Heavy metal odyssey
Hands up all of you who are or have been prejudiced about a specific style of music? I thought so. Now put your hands down again and join me on an envy-filled odyssey into the world of the black-clad group of friends that is metal. A lot has been written and said about the genre over the years – it’s easier to make jokes about something you don’t understand than to dissect it in detail – but as far as I recall, I have never taken a cheap shot at individual metal fans or metal as a style of music. And the reason for this is that I view their fans as something of brave knights. Metal folks go to concerts, they attend festivals, they buy records, then they buy even more records, they post comments about concert reviews on their local paper’s website, they bear the symbol of their favorite band on their chest, they stand up for their cause, they’re not ashamed about their relative insularity, and they have the sort of passion you wish all music listeners could have, all the time. Burzum man Varg Vikernes can be seen as something of an authority, here in an interview from last spring, conducted and recorded by the cryptically named Semivivus. “It seems metal fans are more loyal than other fans, they collect more than others and are a bit more extreme than most others.
Metal folks go to concerts, they attend festivals, they buy records, then they buy even more records.
They are of course weirder than most others too. But that's nothing to be ashamed of. On the contrary."

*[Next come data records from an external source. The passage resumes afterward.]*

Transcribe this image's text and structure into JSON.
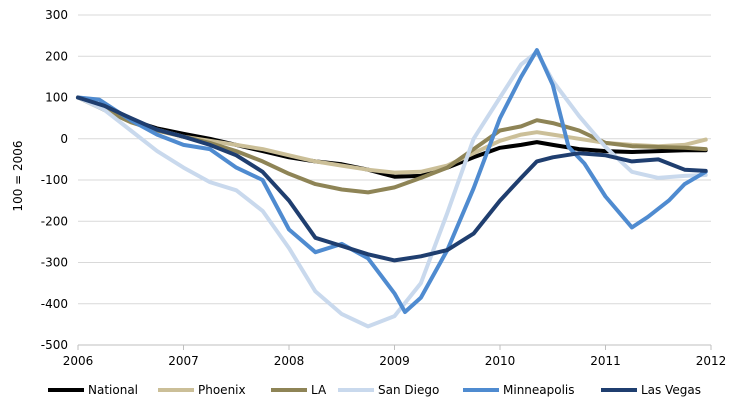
{
  "chart_data": {
    "type": "line",
    "title": "",
    "xlabel": "",
    "ylabel": "100 = 2006",
    "xlim": [
      2006,
      2012
    ],
    "ylim": [
      -500,
      300
    ],
    "x_ticks": [
      "2006",
      "2007",
      "2008",
      "2009",
      "2010",
      "2011",
      "2012"
    ],
    "y_ticks": [
      "300",
      "200",
      "100",
      "0",
      "-100",
      "-200",
      "-300",
      "-400",
      "-500"
    ],
    "grid": "horizontal",
    "legend_position": "bottom",
    "series": [
      {
        "name": "National",
        "color": "#000000",
        "points": [
          [
            2006.0,
            100
          ],
          [
            2006.25,
            75
          ],
          [
            2006.5,
            45
          ],
          [
            2006.75,
            25
          ],
          [
            2007.0,
            12
          ],
          [
            2007.25,
            0
          ],
          [
            2007.5,
            -15
          ],
          [
            2007.75,
            -30
          ],
          [
            2008.0,
            -45
          ],
          [
            2008.25,
            -55
          ],
          [
            2008.5,
            -62
          ],
          [
            2008.75,
            -75
          ],
          [
            2009.0,
            -92
          ],
          [
            2009.25,
            -90
          ],
          [
            2009.5,
            -70
          ],
          [
            2009.75,
            -45
          ],
          [
            2010.0,
            -22
          ],
          [
            2010.2,
            -15
          ],
          [
            2010.35,
            -8
          ],
          [
            2010.5,
            -15
          ],
          [
            2010.75,
            -25
          ],
          [
            2011.0,
            -30
          ],
          [
            2011.25,
            -32
          ],
          [
            2011.5,
            -30
          ],
          [
            2011.75,
            -28
          ],
          [
            2011.95,
            -28
          ]
        ]
      },
      {
        "name": "Phoenix",
        "color": "#cbbf98",
        "points": [
          [
            2006.0,
            100
          ],
          [
            2006.25,
            70
          ],
          [
            2006.5,
            45
          ],
          [
            2006.75,
            22
          ],
          [
            2007.0,
            5
          ],
          [
            2007.25,
            -5
          ],
          [
            2007.5,
            -15
          ],
          [
            2007.75,
            -25
          ],
          [
            2008.0,
            -40
          ],
          [
            2008.25,
            -55
          ],
          [
            2008.5,
            -65
          ],
          [
            2008.75,
            -75
          ],
          [
            2009.0,
            -82
          ],
          [
            2009.25,
            -80
          ],
          [
            2009.5,
            -65
          ],
          [
            2009.75,
            -35
          ],
          [
            2010.0,
            -5
          ],
          [
            2010.2,
            10
          ],
          [
            2010.35,
            16
          ],
          [
            2010.5,
            10
          ],
          [
            2010.75,
            0
          ],
          [
            2011.0,
            -10
          ],
          [
            2011.25,
            -15
          ],
          [
            2011.5,
            -18
          ],
          [
            2011.75,
            -15
          ],
          [
            2011.95,
            -2
          ]
        ]
      },
      {
        "name": "LA",
        "color": "#8e8456",
        "points": [
          [
            2006.0,
            100
          ],
          [
            2006.25,
            70
          ],
          [
            2006.5,
            40
          ],
          [
            2006.75,
            20
          ],
          [
            2007.0,
            5
          ],
          [
            2007.25,
            -10
          ],
          [
            2007.5,
            -30
          ],
          [
            2007.75,
            -55
          ],
          [
            2008.0,
            -85
          ],
          [
            2008.25,
            -110
          ],
          [
            2008.5,
            -123
          ],
          [
            2008.75,
            -130
          ],
          [
            2009.0,
            -118
          ],
          [
            2009.25,
            -95
          ],
          [
            2009.5,
            -70
          ],
          [
            2009.75,
            -25
          ],
          [
            2010.0,
            20
          ],
          [
            2010.2,
            30
          ],
          [
            2010.35,
            45
          ],
          [
            2010.5,
            38
          ],
          [
            2010.75,
            20
          ],
          [
            2011.0,
            -10
          ],
          [
            2011.25,
            -18
          ],
          [
            2011.5,
            -20
          ],
          [
            2011.75,
            -22
          ],
          [
            2011.95,
            -25
          ]
        ]
      },
      {
        "name": "San Diego",
        "color": "#c9d9ed",
        "points": [
          [
            2006.0,
            100
          ],
          [
            2006.25,
            70
          ],
          [
            2006.5,
            20
          ],
          [
            2006.75,
            -30
          ],
          [
            2007.0,
            -70
          ],
          [
            2007.25,
            -105
          ],
          [
            2007.5,
            -125
          ],
          [
            2007.75,
            -175
          ],
          [
            2008.0,
            -265
          ],
          [
            2008.25,
            -370
          ],
          [
            2008.5,
            -425
          ],
          [
            2008.75,
            -455
          ],
          [
            2009.0,
            -430
          ],
          [
            2009.25,
            -350
          ],
          [
            2009.5,
            -180
          ],
          [
            2009.75,
            0
          ],
          [
            2010.0,
            100
          ],
          [
            2010.2,
            180
          ],
          [
            2010.35,
            210
          ],
          [
            2010.5,
            140
          ],
          [
            2010.75,
            55
          ],
          [
            2011.0,
            -20
          ],
          [
            2011.25,
            -80
          ],
          [
            2011.5,
            -95
          ],
          [
            2011.75,
            -90
          ],
          [
            2011.95,
            -88
          ]
        ]
      },
      {
        "name": "Minneapolis",
        "color": "#4f8bd0",
        "points": [
          [
            2006.0,
            100
          ],
          [
            2006.2,
            95
          ],
          [
            2006.5,
            45
          ],
          [
            2006.75,
            10
          ],
          [
            2007.0,
            -15
          ],
          [
            2007.25,
            -25
          ],
          [
            2007.5,
            -70
          ],
          [
            2007.75,
            -100
          ],
          [
            2008.0,
            -220
          ],
          [
            2008.25,
            -275
          ],
          [
            2008.5,
            -255
          ],
          [
            2008.75,
            -290
          ],
          [
            2009.0,
            -375
          ],
          [
            2009.1,
            -420
          ],
          [
            2009.25,
            -385
          ],
          [
            2009.5,
            -270
          ],
          [
            2009.75,
            -120
          ],
          [
            2010.0,
            50
          ],
          [
            2010.2,
            150
          ],
          [
            2010.35,
            215
          ],
          [
            2010.5,
            130
          ],
          [
            2010.65,
            -20
          ],
          [
            2010.8,
            -60
          ],
          [
            2011.0,
            -140
          ],
          [
            2011.25,
            -215
          ],
          [
            2011.4,
            -190
          ],
          [
            2011.6,
            -150
          ],
          [
            2011.75,
            -110
          ],
          [
            2011.95,
            -80
          ]
        ]
      },
      {
        "name": "Las Vegas",
        "color": "#1f3e6f",
        "points": [
          [
            2006.0,
            100
          ],
          [
            2006.25,
            80
          ],
          [
            2006.5,
            50
          ],
          [
            2006.75,
            22
          ],
          [
            2007.0,
            5
          ],
          [
            2007.25,
            -15
          ],
          [
            2007.5,
            -40
          ],
          [
            2007.75,
            -80
          ],
          [
            2008.0,
            -150
          ],
          [
            2008.25,
            -240
          ],
          [
            2008.5,
            -260
          ],
          [
            2008.75,
            -280
          ],
          [
            2009.0,
            -295
          ],
          [
            2009.25,
            -285
          ],
          [
            2009.5,
            -270
          ],
          [
            2009.75,
            -230
          ],
          [
            2010.0,
            -150
          ],
          [
            2010.2,
            -95
          ],
          [
            2010.35,
            -55
          ],
          [
            2010.5,
            -45
          ],
          [
            2010.75,
            -35
          ],
          [
            2011.0,
            -40
          ],
          [
            2011.25,
            -55
          ],
          [
            2011.5,
            -50
          ],
          [
            2011.75,
            -75
          ],
          [
            2011.95,
            -78
          ]
        ]
      }
    ]
  }
}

Naturally I understand that there will be many exceptions to a generalization of this nature, but when you’ve seen one of your best buddies completely engulfed by this, so much so that he changed his name from Pierre to Olaf, allowed himself to be totally enveloped by the Norwegian black metal scene,
and swapped his interest in soccer for a passion for all kinds of ornamental swords, then you should at least be qualified to have an opinion. That said, the term metal doesn’t cover any music that is of direct appeal to the undersigned. Nor does the genre as such, from Vikings, skeletons and sprawling fonts to gnomes and trolls and back again, feel like something to go bananas over. But if I had to choose whether to hop into a cab driven by an indifferent follower of the Top 40 or one of the two cab drivers who have tried to convince me of the instant greatness of the Danish mastodon rockers Volbeat during the fall, I’d definitely go for the latter every time. It’s also important to draw a distinction between a metalhead and a more conventional metal listener, something the sharp-eyed web magazine Metal Rules is not tardy to point out: “The
main difference between a metal listener and a metalhead is devotion. I believe that metalheads are the most loyal fans of any genre of music. Being a 100% metalhead usually affects many decisions and aspects of life such as friends, appearance, clothing, attitude, etc. All are something affected by living and breathing metal 24/7, 365.”
In other words, metalheads try that little bit harder to find new albums and they go the extra mile to get to concerts. Metal listeners, on the other hand, are nowhere near as fanatical about their music. They don’t make much of an effort to find out about new favorite bands, although if metal is “in” at the time and is in their face, they will like some of it. But metalheads have an entirely different level of passion. They search high and low in record stores throughout the country, they read heavy metal publications and they discuss metal at great lengths via online forums. Their dedication represents a fairly stark contrast to the lazier face of popular culture whereby people mostly simply listen to what the radio stations and the major companies have already decided they should listen to. The unconditional love and extreme dedication of metalheads is of course something that also invites mockery. All forms of fundamentalism are by definition viewed as silly in our age, an age in which people are expected to behave as unaffectedly as possible and, so it seems, to have as relaxed a relationship to popular culture as possible. But mockery doesn’t affect this particular brand of rockers any more. They have become far too used to it, and their sense of unity simply grows stronger and stronger, while at the same time our envy of them deepens even more. Perhaps, one can get a slight feel for the philosophy by sporting the immortal uniform, the band tee. Then again, in the words of the long forgotten could-have-beens in Dirty Looks – nobody rides for free.